Si Adrien Viot aime les mises en scène, son album vaut mieux que celle-là, surréaliste et à petits budgets. Mais elle dit bien l’horizon qu’on lui souhaite : celle d’un dépassement des seuls horizons indé pour entrer dans le champ, pas si dégradant (même si on y cotoye de tout) des musiques populaires. Astana est un album important, exigeant et accessible. C’est un album, qui pour un premier, est aussi un coup de poker audacieux. On en a profité pour examiner le phénomène en devenir. De près et un peu en travers. Itinéraire d’un enfant du siècle, comme disait l’autre, ou comment faire de la musique et prendre la citadelle.
Photo : Astrid K.
Ce premier album intervient après un assez long processus de maturation depuis ton premier single et tes premiers pas en tant qu’AV. C’est difficile de mettre la dernière main à un premier album ?
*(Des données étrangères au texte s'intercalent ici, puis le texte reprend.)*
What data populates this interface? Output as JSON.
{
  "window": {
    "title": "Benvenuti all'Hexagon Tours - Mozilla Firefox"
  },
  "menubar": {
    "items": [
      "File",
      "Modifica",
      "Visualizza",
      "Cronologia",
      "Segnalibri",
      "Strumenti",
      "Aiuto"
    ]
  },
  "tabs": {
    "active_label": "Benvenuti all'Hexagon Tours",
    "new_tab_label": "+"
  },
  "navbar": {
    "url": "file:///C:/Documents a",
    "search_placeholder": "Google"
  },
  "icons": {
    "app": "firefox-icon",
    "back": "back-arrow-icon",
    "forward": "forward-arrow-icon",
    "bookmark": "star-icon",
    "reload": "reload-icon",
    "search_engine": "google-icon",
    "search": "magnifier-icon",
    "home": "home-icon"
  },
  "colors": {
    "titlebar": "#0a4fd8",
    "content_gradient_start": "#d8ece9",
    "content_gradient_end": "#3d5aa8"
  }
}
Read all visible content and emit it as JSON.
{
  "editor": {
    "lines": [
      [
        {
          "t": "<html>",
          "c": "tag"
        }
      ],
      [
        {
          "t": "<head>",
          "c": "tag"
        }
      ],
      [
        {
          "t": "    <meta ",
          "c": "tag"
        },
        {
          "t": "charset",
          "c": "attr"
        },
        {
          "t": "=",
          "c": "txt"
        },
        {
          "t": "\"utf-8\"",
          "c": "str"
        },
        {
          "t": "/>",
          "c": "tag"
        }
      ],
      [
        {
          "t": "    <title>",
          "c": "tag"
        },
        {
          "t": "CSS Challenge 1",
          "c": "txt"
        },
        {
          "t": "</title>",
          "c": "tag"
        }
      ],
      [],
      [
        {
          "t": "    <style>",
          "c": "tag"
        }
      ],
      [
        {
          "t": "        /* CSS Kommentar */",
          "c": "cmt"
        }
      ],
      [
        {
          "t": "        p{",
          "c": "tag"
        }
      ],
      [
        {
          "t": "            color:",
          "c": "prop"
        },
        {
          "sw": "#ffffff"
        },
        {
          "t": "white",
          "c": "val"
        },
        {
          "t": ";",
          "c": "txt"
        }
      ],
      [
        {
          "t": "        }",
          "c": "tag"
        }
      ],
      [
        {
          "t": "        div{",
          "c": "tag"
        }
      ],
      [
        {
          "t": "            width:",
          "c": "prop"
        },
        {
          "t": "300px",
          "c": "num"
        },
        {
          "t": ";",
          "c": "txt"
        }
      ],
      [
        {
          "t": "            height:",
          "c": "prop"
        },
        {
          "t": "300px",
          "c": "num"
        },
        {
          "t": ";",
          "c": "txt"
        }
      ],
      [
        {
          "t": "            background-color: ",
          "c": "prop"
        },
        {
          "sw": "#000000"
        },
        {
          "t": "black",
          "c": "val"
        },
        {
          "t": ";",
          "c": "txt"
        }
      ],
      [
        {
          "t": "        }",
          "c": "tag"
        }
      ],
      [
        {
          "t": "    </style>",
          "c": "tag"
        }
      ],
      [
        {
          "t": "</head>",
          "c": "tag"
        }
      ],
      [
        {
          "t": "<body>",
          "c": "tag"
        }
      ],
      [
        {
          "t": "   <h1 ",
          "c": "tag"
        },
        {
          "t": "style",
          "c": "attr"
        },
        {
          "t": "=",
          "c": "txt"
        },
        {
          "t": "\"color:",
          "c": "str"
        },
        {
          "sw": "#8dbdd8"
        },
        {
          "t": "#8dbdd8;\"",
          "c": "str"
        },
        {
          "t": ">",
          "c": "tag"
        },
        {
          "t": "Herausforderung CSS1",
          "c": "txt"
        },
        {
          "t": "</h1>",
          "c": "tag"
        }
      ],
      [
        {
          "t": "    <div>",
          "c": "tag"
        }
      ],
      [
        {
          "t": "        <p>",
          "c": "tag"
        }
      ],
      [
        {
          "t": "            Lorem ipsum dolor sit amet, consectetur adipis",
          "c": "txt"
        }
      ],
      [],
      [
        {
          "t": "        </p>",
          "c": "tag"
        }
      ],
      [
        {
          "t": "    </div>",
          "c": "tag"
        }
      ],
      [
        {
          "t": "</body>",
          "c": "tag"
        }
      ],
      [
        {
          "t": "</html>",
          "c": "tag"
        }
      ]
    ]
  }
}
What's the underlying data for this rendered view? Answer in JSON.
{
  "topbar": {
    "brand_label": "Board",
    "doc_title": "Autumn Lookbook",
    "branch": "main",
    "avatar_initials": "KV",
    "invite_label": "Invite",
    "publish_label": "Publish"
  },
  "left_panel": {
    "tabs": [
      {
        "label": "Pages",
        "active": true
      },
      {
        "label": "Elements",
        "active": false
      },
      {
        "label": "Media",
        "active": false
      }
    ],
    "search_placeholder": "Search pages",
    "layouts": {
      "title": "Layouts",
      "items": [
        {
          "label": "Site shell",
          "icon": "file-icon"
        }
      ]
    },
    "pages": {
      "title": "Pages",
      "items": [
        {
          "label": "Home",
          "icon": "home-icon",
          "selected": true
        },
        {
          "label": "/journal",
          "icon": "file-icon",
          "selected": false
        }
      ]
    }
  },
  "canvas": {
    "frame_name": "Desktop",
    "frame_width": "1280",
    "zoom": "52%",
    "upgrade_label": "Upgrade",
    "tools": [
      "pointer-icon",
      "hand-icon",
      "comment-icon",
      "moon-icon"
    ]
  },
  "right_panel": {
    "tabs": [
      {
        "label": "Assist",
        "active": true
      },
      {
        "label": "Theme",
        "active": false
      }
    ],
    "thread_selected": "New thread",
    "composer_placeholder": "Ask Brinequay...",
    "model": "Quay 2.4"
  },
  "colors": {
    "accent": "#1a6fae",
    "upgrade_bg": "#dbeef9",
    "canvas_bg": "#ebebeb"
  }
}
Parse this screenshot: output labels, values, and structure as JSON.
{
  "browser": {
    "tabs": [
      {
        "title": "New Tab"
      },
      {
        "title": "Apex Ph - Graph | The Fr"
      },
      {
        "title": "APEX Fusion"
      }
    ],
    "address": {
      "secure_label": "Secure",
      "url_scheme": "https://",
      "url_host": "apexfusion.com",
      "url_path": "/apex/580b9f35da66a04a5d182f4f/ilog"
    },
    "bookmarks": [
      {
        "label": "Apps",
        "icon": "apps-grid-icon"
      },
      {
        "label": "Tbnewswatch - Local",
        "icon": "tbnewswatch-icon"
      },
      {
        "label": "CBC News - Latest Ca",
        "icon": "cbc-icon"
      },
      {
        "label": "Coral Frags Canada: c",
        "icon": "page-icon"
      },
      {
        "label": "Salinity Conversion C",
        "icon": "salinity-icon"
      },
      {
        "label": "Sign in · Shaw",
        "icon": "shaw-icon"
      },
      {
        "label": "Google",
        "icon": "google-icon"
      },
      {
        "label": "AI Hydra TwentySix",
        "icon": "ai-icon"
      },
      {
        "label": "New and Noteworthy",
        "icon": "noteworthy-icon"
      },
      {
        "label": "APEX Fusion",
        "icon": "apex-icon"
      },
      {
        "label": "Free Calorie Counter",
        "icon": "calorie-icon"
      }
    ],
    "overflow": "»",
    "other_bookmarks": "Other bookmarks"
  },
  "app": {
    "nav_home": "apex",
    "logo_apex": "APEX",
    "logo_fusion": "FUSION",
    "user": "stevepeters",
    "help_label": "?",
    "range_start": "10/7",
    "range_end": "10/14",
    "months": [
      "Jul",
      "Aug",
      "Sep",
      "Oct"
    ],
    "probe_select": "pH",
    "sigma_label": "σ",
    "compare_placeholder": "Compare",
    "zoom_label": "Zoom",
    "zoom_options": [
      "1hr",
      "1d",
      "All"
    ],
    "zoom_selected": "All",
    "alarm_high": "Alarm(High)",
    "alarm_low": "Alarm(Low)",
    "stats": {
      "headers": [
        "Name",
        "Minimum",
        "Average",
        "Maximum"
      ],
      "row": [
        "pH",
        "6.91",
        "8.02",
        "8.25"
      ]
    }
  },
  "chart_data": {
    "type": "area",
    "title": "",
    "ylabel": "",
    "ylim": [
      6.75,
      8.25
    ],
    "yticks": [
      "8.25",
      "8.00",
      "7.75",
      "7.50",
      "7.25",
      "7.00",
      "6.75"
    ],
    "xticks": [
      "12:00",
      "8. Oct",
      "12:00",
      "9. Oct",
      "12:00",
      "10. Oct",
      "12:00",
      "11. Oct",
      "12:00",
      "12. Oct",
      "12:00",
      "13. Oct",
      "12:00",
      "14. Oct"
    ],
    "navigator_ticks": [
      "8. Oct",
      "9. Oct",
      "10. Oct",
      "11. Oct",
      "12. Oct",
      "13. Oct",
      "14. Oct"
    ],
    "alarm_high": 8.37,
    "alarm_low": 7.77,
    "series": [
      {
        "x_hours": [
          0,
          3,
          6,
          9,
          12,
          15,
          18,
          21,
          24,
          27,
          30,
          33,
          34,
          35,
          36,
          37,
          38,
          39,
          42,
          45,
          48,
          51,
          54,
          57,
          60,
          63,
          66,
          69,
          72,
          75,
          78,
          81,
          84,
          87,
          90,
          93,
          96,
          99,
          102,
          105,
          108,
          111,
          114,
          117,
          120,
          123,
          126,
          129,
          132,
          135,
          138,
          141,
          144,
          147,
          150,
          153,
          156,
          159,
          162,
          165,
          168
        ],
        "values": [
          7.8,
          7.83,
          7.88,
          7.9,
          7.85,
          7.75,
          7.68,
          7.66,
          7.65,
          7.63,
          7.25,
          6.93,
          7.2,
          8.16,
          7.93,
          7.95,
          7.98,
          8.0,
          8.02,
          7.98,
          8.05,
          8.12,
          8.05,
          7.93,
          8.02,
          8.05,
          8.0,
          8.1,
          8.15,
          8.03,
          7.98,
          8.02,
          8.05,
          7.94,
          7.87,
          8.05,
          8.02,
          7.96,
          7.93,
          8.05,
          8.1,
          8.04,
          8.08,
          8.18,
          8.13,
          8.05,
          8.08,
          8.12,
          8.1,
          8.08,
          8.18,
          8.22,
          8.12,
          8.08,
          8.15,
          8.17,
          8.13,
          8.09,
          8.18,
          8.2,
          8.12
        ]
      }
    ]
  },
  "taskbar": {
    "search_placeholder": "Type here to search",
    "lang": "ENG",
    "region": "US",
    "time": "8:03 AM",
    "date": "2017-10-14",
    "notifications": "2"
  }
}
Astana a été réalisé en quinze jours dans une maison louée pour l’occasion, avec mon guitariste Vincent Béchet, les Casamorga mais aussi Alexandre Armengol Areny qui avait déjà arrangé mes deux EPs. En réalité, ces trois dernières années, deux albums ont été bouclés mais ne sont finalement pas sortis. Il y avait des blocages d’ordre financier en particulier. J’ai même failli tout arrêter… La rencontre avec Léo Deleuze (chanteur de Casamorga) a été l’un des éléments déclencheurs qui m’ont remis sur les rails avec le premier titre de l’album Rouge qu’il a réalisé et co-composé.
Qu’est-ce qui fait, alors qu’on vante aujourd’hui la facilité d’emballer rapidement un album (pas cher, etc.) pour tout un chacun, que tu aies passé autant de temps à enregistrer le tien ? Est-ce une question d’exigence sur le produit fini ou une question de cheminement personnel et artistique ?
Si on veut bien faire les choses et être indépendant, la question financière revient toujours sur le tapis. Un mastering, une promo, la fabrication du vinyle, les droits de distribution, etc. Tout ça coûte cher. Après, on peut faire le choix de proposer des morceaux non masterisés et non mixés en téléchargement gratuit. Mais pour moi, les titres mis en ligne doivent être finalisés et bien ficelés.
Quelle importance a pour toi cet album ? Est-ce que cette étape du premier LP signifie quelque chose de très différent que de sortir par exemple des EPs comme tu l’as fait ces dernières années ?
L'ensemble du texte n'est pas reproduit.